The best approach is to treat the Gateway as a launching pad rather than a destination in itself. The Elephanta Caves ferry departs from the jetty right next to it, making it a natural starting point for a half-day excursion. The surrounding Colaba neighborhood is one of Mumbai's most walkable and interesting, full of colonial-era architecture, street food, and the famous Colaba Causeway market. Come at sunset if you can — the light on the harbor and the Taj behind you is genuinely hard to beat.

Local Tips

  1. 1

    The Elephanta Caves ferry departs from the jetty right beside the Gateway — buy tickets at the counter on the waterfront, arrive early on weekends, and check that services are running if you're visiting during monsoon season.

  2. 2

    The Taj Mahal Palace Hotel directly behind the Gateway has a lobby café and several restaurants open to non-guests — ducking in for a coffee after the esplanade crowd gets to you is a very sensible move.

  3. 3

    Street vendors will approach you constantly; a firm but polite 'no thank you' works better than ignoring them, and if you do want chai or roasted corn, the quality is actually fine.

  4. 4

    Watch your belongings carefully on the esplanade — pickpocketing is a known issue in crowded tourist areas, and the Gateway draws large crowds almost every day of the year.

When to Go

Best times
November to February

Cool, dry weather makes the open esplanade genuinely comfortable; this is peak season for a reason — pleasant temperatures and clear skies over the harbor.

Sunrise and sunset

The light on the harbor and the arch itself is spectacular at both ends of the day, and crowds are thinner at sunrise than at any other time.

Try to avoid
June to September (Monsoon)

Heavy rain and rough seas make the esplanade uncomfortable and Elephanta ferry services are frequently suspended; the monument itself stays open but the experience is diminished.

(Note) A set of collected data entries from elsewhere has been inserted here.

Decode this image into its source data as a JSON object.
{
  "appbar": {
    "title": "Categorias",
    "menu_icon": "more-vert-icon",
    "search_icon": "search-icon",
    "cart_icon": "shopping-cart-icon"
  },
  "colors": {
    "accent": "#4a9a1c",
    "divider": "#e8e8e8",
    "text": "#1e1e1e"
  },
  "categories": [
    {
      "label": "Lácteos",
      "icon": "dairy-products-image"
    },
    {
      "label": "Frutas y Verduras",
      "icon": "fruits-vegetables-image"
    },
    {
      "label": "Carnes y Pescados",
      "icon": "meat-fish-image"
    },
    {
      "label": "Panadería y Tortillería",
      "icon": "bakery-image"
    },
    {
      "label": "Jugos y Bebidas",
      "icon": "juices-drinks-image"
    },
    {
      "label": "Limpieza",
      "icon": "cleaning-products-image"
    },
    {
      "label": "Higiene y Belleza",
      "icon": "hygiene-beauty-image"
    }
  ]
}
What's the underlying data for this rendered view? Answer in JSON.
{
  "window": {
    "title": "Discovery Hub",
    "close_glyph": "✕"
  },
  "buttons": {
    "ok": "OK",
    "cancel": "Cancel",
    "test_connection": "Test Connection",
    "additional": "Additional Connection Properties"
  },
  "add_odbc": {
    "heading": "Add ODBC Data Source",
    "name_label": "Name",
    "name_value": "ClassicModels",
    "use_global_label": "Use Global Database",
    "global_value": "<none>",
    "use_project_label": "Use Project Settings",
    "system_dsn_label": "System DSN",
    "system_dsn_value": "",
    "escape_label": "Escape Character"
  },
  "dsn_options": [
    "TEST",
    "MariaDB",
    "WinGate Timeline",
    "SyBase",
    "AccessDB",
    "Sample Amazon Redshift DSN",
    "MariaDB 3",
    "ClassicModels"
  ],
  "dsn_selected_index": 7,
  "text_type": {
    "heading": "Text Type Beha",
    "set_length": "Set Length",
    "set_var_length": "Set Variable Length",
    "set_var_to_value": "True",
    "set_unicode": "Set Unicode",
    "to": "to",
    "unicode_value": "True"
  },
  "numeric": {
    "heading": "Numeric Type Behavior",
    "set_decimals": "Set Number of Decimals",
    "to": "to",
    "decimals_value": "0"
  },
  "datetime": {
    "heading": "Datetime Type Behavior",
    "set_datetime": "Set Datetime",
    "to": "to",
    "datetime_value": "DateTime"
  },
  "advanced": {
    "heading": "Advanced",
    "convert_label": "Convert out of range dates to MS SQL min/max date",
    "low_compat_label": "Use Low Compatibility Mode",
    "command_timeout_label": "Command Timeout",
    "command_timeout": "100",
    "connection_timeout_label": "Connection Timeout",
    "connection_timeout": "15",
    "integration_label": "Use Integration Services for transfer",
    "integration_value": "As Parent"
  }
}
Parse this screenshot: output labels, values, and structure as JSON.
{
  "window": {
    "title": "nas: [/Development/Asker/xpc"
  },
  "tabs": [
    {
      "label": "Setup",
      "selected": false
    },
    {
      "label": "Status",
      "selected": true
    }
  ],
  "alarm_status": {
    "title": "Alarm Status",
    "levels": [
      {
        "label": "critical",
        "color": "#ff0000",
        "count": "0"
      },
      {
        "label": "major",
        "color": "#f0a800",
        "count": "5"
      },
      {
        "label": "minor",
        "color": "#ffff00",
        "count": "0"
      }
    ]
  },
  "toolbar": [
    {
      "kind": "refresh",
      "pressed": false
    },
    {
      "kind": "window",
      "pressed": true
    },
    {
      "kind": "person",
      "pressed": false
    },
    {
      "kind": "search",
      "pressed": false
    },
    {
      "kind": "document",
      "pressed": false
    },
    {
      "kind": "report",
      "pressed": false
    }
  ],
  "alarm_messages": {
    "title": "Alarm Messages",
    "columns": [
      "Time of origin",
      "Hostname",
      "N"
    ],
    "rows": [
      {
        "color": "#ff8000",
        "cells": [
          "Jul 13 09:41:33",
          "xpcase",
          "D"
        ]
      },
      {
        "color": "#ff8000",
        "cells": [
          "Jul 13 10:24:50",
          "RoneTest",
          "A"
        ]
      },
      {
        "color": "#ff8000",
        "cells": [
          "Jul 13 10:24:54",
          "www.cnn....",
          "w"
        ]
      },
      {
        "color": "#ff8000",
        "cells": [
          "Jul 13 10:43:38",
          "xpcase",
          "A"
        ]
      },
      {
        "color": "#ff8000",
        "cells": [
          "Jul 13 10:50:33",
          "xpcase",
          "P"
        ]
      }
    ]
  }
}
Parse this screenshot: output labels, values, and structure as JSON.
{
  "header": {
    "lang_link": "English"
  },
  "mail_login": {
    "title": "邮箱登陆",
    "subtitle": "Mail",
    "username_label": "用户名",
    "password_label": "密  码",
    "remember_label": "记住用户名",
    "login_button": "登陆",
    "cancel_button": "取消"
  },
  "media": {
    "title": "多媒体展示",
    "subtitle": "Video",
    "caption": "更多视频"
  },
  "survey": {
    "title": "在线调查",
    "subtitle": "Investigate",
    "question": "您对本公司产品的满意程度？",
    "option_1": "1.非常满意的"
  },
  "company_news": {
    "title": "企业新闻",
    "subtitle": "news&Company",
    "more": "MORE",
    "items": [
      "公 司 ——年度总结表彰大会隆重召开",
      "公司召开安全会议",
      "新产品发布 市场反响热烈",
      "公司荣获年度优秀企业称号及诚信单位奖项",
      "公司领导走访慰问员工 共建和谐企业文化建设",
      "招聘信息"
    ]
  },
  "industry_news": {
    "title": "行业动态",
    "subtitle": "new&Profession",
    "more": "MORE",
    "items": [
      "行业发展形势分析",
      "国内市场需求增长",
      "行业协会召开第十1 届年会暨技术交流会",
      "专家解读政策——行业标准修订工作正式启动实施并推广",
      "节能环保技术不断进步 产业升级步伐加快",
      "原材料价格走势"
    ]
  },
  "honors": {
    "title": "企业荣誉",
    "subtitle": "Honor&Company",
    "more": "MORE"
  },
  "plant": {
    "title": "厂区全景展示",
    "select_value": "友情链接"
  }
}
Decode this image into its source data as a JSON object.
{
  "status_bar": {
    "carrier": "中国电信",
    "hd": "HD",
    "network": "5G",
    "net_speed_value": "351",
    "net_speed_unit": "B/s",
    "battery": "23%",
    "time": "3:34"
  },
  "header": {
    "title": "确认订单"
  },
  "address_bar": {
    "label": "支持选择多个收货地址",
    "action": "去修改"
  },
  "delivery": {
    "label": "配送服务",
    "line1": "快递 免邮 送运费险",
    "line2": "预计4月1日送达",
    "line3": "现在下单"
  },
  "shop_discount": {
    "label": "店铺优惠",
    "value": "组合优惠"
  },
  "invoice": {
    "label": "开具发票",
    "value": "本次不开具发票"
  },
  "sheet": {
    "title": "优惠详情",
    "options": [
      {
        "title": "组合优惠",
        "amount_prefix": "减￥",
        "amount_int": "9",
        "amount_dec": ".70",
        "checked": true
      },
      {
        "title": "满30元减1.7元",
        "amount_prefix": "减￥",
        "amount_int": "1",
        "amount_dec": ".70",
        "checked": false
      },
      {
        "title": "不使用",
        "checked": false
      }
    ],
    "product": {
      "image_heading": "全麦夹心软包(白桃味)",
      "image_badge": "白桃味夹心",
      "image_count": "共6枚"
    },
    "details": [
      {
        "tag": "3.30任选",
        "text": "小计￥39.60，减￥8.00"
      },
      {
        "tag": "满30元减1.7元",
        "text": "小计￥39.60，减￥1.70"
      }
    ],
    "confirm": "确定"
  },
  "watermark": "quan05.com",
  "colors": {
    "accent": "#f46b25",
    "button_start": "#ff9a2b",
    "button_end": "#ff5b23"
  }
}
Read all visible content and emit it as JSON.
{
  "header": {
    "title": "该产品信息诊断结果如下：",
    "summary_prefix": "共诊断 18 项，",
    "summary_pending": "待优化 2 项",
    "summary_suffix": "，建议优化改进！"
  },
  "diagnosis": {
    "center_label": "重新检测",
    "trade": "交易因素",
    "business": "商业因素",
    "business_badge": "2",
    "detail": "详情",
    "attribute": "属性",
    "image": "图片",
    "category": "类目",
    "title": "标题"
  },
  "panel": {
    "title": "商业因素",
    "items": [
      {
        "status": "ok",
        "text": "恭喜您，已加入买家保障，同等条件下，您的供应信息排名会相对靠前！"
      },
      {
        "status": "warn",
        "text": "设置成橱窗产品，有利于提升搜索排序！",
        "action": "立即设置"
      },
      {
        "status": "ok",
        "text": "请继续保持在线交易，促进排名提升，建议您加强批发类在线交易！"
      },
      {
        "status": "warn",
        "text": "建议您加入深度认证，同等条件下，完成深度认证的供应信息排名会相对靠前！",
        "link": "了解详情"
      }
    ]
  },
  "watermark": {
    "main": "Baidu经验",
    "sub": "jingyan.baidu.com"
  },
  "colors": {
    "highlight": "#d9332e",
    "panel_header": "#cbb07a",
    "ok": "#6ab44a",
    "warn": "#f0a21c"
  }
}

Weekends and public holidays

The esplanade gets extremely crowded with domestic tourists and vendors; if you want a quieter, more contemplative visit, stick to weekday mornings.

Why Visit

01

One of India's most historically resonant monuments — the spot where British colonial rule in India symbolically began and ended.

02

The natural jumping-off point for boat trips to the UNESCO-listed Elephanta Caves, ancient rock-cut temples just an hour across the harbor.

03

The surrounding Colaba waterfront captures Mumbai's energy better than almost anywhere else in the city — street food, sea air, and the legendary Taj Mahal Palace Hotel all within a few steps.